Propriétaire d’une maison près de la plage, Pierre Delanoë avait beaucoup écrit à Deauville, notamment l’Eté Indien (1975) : « Tu sais/Je n'ai jamais été aussi heureux que ce matin-là/Nous marchions sur une plage un peu comme celle-ci/C'était l'automne/Un automne où il faisait beau », où se mêle la nostalgie de l’amour et la peintre Marie Laurencin. Visionnaire, Pierre Delanoë avait écrit pour tout le monde : de Polnareff à Bashung, de Bécaud ou d'Hallyday à Sardou, de Nicoletta à Hardy ou Nana Mouskouri, aucun(e) chanteur (se) ayant nom dans l'Hexagone n'avait échappé au talent de cet homme fort en gueule au caractère bien trempé. Par la magie des archives, voici rassemblés dans ces cahiers tous ceux qui ont forgé la bande son de deux décennies d’histoire française.

© Manuscrit "L'orange du marchand" (Gilbert Bécaud)

Aux cahiers d’écriture donnés à Deauville, s’ajoutent des notes personnelles, dont des « Mémoires de chansons connues », relatant l’historique de ses tubes les plus évidents, du Bal des Laze à Et Maintenant, de Mes mains au France ou au Petit Garçon.  « Il écrivait parfois sur des feuilles volantes, directement chez ses interprètes, mais le plus souvent sur ses carnets, dit Sylvie Delanoë. Mon père disait que parfois il écrivait une chanson en quelques minutes, parfois cela lui prenait des jours. Parfois il se réveillait la nuit, prenait des notes. Il se comparait à un tailleur sur mesure, et devait parfois composer avec des artistes exigeants, tel Joe Dassin, avec qui il avait des discussions très serrées ». 

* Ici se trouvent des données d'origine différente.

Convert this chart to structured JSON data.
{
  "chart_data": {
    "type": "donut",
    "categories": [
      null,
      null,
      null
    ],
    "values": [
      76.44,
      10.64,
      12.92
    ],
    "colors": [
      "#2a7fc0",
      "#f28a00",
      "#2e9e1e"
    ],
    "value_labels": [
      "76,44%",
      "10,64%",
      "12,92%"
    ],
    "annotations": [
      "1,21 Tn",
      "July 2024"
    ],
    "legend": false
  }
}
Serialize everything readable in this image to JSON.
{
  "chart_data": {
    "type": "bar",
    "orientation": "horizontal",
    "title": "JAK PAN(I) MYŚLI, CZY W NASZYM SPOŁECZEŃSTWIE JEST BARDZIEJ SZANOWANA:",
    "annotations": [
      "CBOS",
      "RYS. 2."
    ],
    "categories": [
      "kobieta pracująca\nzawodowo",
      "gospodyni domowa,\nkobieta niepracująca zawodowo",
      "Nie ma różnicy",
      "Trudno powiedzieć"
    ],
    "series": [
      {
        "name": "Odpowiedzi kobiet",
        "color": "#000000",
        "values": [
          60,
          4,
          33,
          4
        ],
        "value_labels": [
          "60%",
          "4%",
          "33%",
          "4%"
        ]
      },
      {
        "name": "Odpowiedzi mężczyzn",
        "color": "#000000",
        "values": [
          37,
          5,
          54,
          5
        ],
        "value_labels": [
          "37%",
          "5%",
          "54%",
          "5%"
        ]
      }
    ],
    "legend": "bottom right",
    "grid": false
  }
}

Pierre Delanoë avait déposé en 1948 sa première chanson à la Sacem, dont il deviendra président du Conseil d'administration à trois reprises (en 1984, 1988 et 1994) et dont il était resté président d'honneur. Né le 16 décembre 1918, mort 88 ans plus tard, Pierre Delanoë avait troqué son métier d’inspecteur des impôts au profit de celui d’artistes de cabaret aux côtes de son beau frère, Frank Gerald.  Ainsi figurent au premier cahier (1952)  La Fête est finie et M. Le contrôleur des contributions, reflet de la vie réelle de l’artiste.

Pierre Delanoë apprenait chaque jour un poème de Victor Hugo et une fable de La Fontaine, qui figure toujours en première place des classements d’auteurs favoris qu’il écrivait dans ses cahiers (avant Hugo, Molière, Verlaine…). « Il les déclamait au déjeuner familial hebdomadaire », raconte sa fille, qui relate que la chanson qu’il préférait dans toutes celles qu’il avait écrites était Soirée de prince, donnée à Jean-Claude Pascal en 1971. Elle figure au cahier 73, « 150 pages, encre, stylo à bille et crayon sur papier quadrillé, daté 1971, nombreux croquis, ratures et correction, 35x22,5 cm », a noté le commissaire priseur chargé de l’inventaire, qui l’a évalué à 2000 euros, le plus cher de la collection, sans doute en raison de la présence de Derrière l’amour, de Johnny Hallyday, dont les fans font toujours monter les prix.

« Le cahier Dylan »

Il y a dans cet inventaire quelques perles rares, tel ce cahier qui rappelle les étapes de l’adaptation du dessin animé Goldorak. Pierre Delanoë en avait composé le générique français avec Pascal Auriat. Parcourir ces cahiers, c’est aussi, explique Philippe Normand, grand connaisseur de la chanson française et directeur des services culturels de la ville de Deauville, « redécouvrir l’immense talent d’adaptateur de Pierre Delanoë », qui fit la gloire de l’époque yéyé. Ainsi le cahier 43, est-il connu comme le « cahier Dylan », qui a permis à Hugues Auffray d’émerger sur la scène française avec en 1965, avec l'album Aufray chante Dylan, une réussite en matière de traduction (La Fille du Nord, Cauchemar psychomoteur...).

« Bien sûr, il est important de mettre en lumière le travail des paroliers, des compositeurs, les chanteurs n’aimant pas toujours partager la lumière, confie Sylvie Delanoë, habituée à l’écriture en pattes de mouche de son père, qui lui demandait parfois de retranscrire ses manuscrits à la machine à écrire. « J’ai dû changer quelques mots de-ci de-là, faute de les lire correctement », s’amuse-t-elle. Eclectique, prolifique, celui qui avait deux regrets, selon elle, « ne pas avoir travaillé avec Julien Clerc et ne pas avoir écrit Syracuse d’Henry Salvador », se retrouve aujourd’hui à la croisée des chemins, à Deauville, haut lieu des courses hippiques – dont un des héros fut Joseph Oller, prince du music hall, qui créa le Moulin Rouge, l’Olympia et, en 1891, le PMU.